The bill repeals laws referencing masters, magistrates and referees, replacing those laws with an S.B. 1717 provision setting uniform rules, definitions and procedures for associate judges — the new title for what are currently masters, magistrates and referees. Harger says S.B. 1717 seeks conformity to lessen confusion about the position titles that different types of courts use. Also, bill sets uniform rules for associate judges’ qualifications, compensation, termination, their duties and other administrative details. S.B. 1717′s provisions about associate judges would apply to criminal and civil cases in district courts and statutory county courts, as well as all statutory probate courts and juvenile courts.

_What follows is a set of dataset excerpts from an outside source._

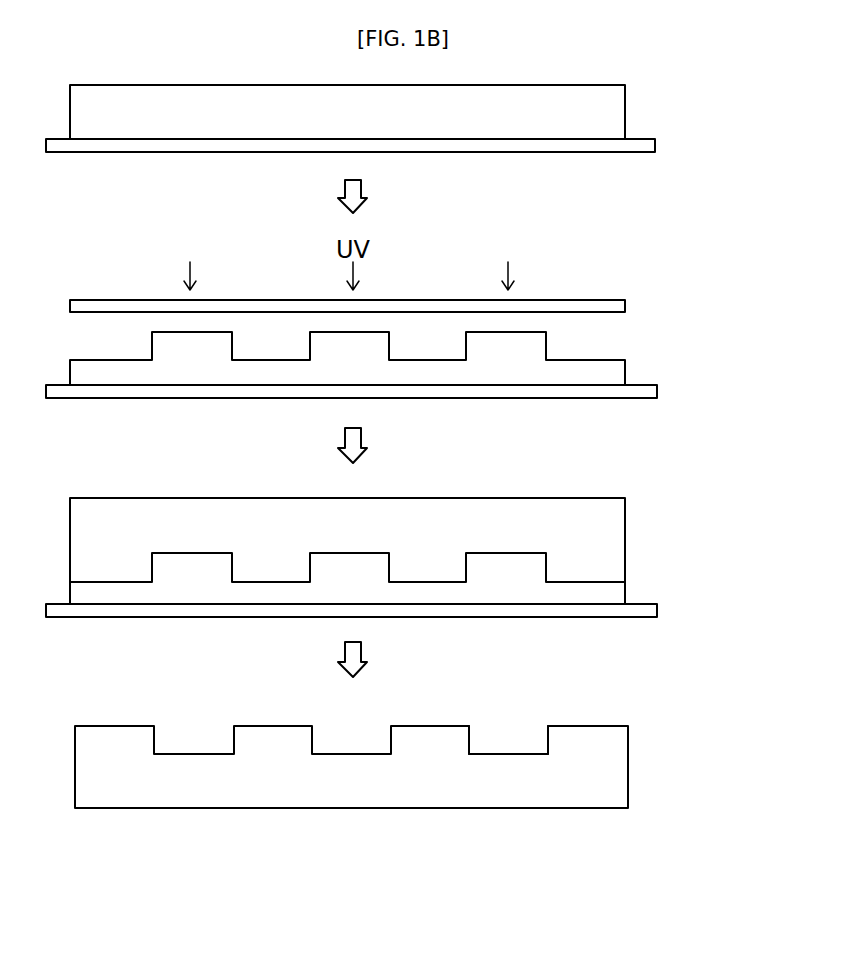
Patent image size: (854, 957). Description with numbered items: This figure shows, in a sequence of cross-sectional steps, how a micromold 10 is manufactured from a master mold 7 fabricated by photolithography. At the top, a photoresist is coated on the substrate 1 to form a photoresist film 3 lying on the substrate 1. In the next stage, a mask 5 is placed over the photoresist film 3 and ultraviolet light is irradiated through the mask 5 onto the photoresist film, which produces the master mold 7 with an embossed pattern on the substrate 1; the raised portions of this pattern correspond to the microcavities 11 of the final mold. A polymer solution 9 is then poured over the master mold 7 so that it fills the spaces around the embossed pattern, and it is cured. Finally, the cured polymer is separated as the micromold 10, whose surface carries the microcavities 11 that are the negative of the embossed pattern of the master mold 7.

The substrate 1 is at (655, 143).
The photoresist film 3 is at (625, 100).
The mask 5 is at (625, 305).
The master mold 7 is at (625, 362).
The polymer solution 9 is at (625, 525).
The micromold 10 is at (628, 763).
The microcavities 11 is at (525, 746).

The bill would allow presiding judges of the nine administrative judicial regions to hire staff attorneys. Harger says many counties hire staff attorneys for their district courts, but smaller counties can’t afford them. S.B. 1717 allows a presiding judge of an administrative judicial region to hire a staff attorney to help those smaller counties. For example, the staff attorney would help brief a small-county district judge on points of law for an upcoming case.
The bill also would create a Judicial Committee for Additional Resources to assist courts with big cases or unusual events like hurricanes.
S.B. 1717 also includes many other minor changes to current statutes.
According to committee meeting minutes, members of the House Judiciary and Civil Jurisprudence Committee on May 5 approved six amendments, which would lift some restrictions for visiting judges, including how much time a judge has to wait after retiring to be a visiting judge, create procedures for listing vexatious litigants on the OCA website, and make other minor changes.
If the bill passes, implementing its provisions would cost an estimated $1.4 million per year, according to the Legislative Budget Board.
The next hurdles S.B. 1717 must clear include three readings in the Texas House, which have yet to be scheduled.
Unless the House meets looming deadlines next week, the judicial-overhaul bill could die. For example, the committee report must come out by May 21 before the House can schedule debate. Committee clerk Kari King says she’s working today to finalize the report.
Afterwards, the House Calendar Committee must choose a calendar for S.B. 1717. Sunday is the deadline for Senate bills to be scheduled on the daily calendar, and Monday is the deadline for Senate bills to go on the local and consent calendar.
May 25 is the final, absolute deadline: if the House hasn’t passed S.B. 1717 by then, it’s dead.
If the House passed the bill, it would likely move to a conference committee made up of House and Senate members who would iron out the differences in the versions that passed each chamber.